まだ若い。20代後半だろうか。 なかなかのハンサム。

でも私が苦手だと感じたのは。

切れ長の目にだろうか。

それとも氷のような雰囲気にだろうか。

「静かにしたまえ!早く席につきなさい!とっくにチャイムは鳴っている」

教室が水を打ったように静まり返る。そしてあわてて席につく音。

「今日からこのクラスを担当する、氷室零一だ。君達は氷室学級の生徒として節度を持った行動を心がけるように。何か質問は?」

「はーい!先生恋人はいますかー?」

「たった今節度を持てと言ったはずだ。他には?」

「・・・・・」

「よろしい。・・・ん?そこ。大滝!」

「ハ、ハイ?!」

「スカーフが曲がっている。直しなさい」

「はぁ・・・」

焦る私の横で。

「お前・・・目つけられたな」

珪君が面白そうにつぶやいた。 何で初日からこうなの?


HRが終わって、先生が出て行った後。

「すごい先生に当たっちゃったな・・・。珪君は恐くないの?」

「別に。興味ない」

「興味ないって・・・担任なのに。ハァ。あーゆー先生苦手なんだよねぇ。先生全部苦手だけど」

「・・・何で」

「私いいかげんだから、先生に嫌われるの」

「・・・・」

「フォローしてよ・・・」

今日はこれで学校は終わり。後は帰るだけ。

珪君が席を立つ。

「・・じゃあな」

「え?あ、待って!一人で帰るの?一緒に帰ってもいい?」

私がそう言うと。珪君は不思議そうな顔をした。

「何で?」

「え・・・一緒に帰りたいから」

「・・・」

「ごめん。迷惑だよね・・・」

「別に・・・かまわない。
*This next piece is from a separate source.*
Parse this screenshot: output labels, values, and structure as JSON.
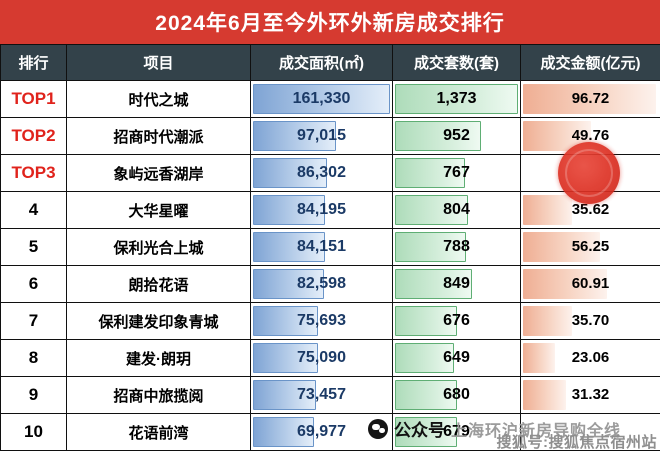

早くしろ」

「本当!?やった!」

「・・お前表情コロコロ変わるな」

「そう? 行こ!」

二人が出て行った後。 奈津実は蓮を探していた。

「もう帰っちゃったのかなぁ? 一緒に帰ろうと思ったのに。そーいえば隣に葉月が座ってたみたいだけど、平気だったのかな・・・こっちきたばっかで隣がアイツなんてついてないねー」

奈津実は葉月があまり好きではない。かっこいいとは思うが、テングになってる気がする。

人ともあまり関わらないので、蓮が葉月と一緒に帰ったなんて夢にも思わなかった。